Sen. Alan Lowenthal, D-Long Beach, has introduced a bill that would require the Department of Motor Vehicles (DMV) to develop a program to assess drivers for vehicle miles traveled (VMT) tax in California.

Specifically SB1299 would require the DMV to develop and implement, by Jan.1, 2012, a program designed “to assess the issues related to implementing a vehicle miles traveled (VMT) fee in California.”

In February 2009, U.S. Transportation Secretary Ray LaHood announced that he wanted to consider taxing motorists based on how many miles they drive rather than how much gasoline they burn. His comments came on the heels of report from a special commission created by Congress which reported that the current 18.4 cents a gallon gas tax and 24.4 cents a gallon diesel tax are not raising enough money to keep pace with transportation costs.

Although the LaHood proposal was struck down, Lowenthal is taking aim at the issue in California.  Lowenthal’s measure would lay the groundwork for taxing motorists based on how many miles they drive.

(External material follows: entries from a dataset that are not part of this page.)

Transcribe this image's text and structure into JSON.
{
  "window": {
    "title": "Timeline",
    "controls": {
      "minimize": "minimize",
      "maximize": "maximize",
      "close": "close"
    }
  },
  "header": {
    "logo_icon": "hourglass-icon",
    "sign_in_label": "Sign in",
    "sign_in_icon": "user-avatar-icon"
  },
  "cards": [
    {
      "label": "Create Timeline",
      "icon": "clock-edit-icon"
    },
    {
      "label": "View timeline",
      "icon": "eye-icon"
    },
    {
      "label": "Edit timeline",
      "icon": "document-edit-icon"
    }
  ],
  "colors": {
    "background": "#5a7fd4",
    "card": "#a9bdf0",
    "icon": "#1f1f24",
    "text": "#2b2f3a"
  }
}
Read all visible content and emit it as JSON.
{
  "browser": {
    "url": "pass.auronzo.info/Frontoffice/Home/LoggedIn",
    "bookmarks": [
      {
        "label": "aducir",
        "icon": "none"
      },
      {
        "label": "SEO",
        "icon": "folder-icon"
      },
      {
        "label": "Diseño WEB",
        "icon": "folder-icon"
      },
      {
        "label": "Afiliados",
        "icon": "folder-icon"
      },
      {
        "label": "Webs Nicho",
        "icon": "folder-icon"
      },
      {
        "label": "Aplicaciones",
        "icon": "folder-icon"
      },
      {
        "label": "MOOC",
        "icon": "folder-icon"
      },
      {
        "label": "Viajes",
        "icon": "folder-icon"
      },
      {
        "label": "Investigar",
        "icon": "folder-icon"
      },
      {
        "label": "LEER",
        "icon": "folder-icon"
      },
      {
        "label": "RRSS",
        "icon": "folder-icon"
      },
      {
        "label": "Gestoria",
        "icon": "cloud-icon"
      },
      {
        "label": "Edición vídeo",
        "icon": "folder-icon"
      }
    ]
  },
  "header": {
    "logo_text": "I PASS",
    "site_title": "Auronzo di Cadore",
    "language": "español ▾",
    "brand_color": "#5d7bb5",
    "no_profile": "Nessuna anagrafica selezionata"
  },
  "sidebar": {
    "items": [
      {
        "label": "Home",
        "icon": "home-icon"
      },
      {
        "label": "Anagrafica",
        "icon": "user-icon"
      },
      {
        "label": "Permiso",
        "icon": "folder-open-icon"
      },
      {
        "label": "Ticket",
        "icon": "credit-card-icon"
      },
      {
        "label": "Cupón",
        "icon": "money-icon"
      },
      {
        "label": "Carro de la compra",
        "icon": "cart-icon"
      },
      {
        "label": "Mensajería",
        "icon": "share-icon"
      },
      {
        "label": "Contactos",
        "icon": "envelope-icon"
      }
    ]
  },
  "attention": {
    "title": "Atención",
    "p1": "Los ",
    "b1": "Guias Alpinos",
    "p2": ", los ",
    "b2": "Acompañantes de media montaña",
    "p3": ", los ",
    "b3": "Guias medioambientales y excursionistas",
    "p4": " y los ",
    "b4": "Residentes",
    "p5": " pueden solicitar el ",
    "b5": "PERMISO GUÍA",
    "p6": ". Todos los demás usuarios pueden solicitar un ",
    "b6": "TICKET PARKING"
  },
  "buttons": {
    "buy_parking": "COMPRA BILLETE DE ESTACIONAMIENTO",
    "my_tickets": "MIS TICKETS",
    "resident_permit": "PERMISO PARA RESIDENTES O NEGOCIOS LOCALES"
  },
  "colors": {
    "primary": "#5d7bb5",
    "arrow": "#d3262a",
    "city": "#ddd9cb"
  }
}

Not taking a hint from the failed federal attempt to tax motorists on miles driven rather than fuel consumed, Lowenthal continues to push his own version of the driving tax.

Lowenthal is the same state senator who authored SB518, a measure that would eliminate free parking in California.

The concept was tried in a pilot program in Oregon. If California follows Oregon’s lead, a device will be installed in each car that tracks the number of miles driven. Idaho’s governor has discussed the idea. A North Carolina panel suggested in December that the state start charging motorists a quarter-cent for every mile as a substitute for the gas tax.

A tentative plan in Massachusetts has drawn complaints from drivers who say it’s an Orwellian intrusion by government into the lives of citizens. Other motorists say it eliminates an incentive to drive more fuel-efficient cars because gas-guzzlers will be taxed at the same rate. In each of those instances the proposed tax-by-the-mile proposal was offered as an alternative to the state gasoline tax. 

There has been no statement from the author’s office specifying that a tax-by-the-mile system would serve as a replacement for the current California gas tax, however, Lowenthal’s office referred me to Jennifer Gress at the Senate transportation Committee who clarified that “the bill really authorizes the DMV to to a pilot program,” in order to provide information to the legislature. Gress said the bill gives flexibility to the DMV on how they do it and wasn’t actual implementation. When I asked how the DMV would know whether the program works or how much money it will provide without actually installing the devices into people’s cars, she said that the DMV would be “studying the issues, talking to people and highlighting the issues,” and “possibly doing a small pilot program.”

It seems that the only reason this has not been implemented yet in California is that a mileage tax would prove to be a disincentive to pursue fuel-efficient and alternative fuel vehicles. In January 2005, the Air Quality Committee published a report (HERE) Acknowledging that fuel-efficient cars are the reason for the lower gas tax revenue in California. The committee report summary is telling and perhaps what continues to embolden certain lawmakers: “While they may vehemently disagree on its merits, both opponents and supporters of a tax-by-the-mile program must agree that it is an innovative proposal, one that has received considerable attention in both the legislature and the media.  Lawmakers, environmentalists, bureaucrats and industry representatives should continue this trend of creative thinking while moving toward practical solutions to California’s transportation and environmental needs.”

For lawmakers to introduce yet another tax assessment instead of making cuts, especially in a department fraught with waste, is another example of the waste, fraud and abuse so prevalent in state government.

Californians have a right to know where transportation money is being spent, why our decrepit roads are ranked near the bottom of any state in the country, and why the state is now proposing a Big-Brother like device that will provide information about where people are in their cars at all times.

SB1299 is scheduled to be heard in the Senate Transportation and Housing Committee on April 13.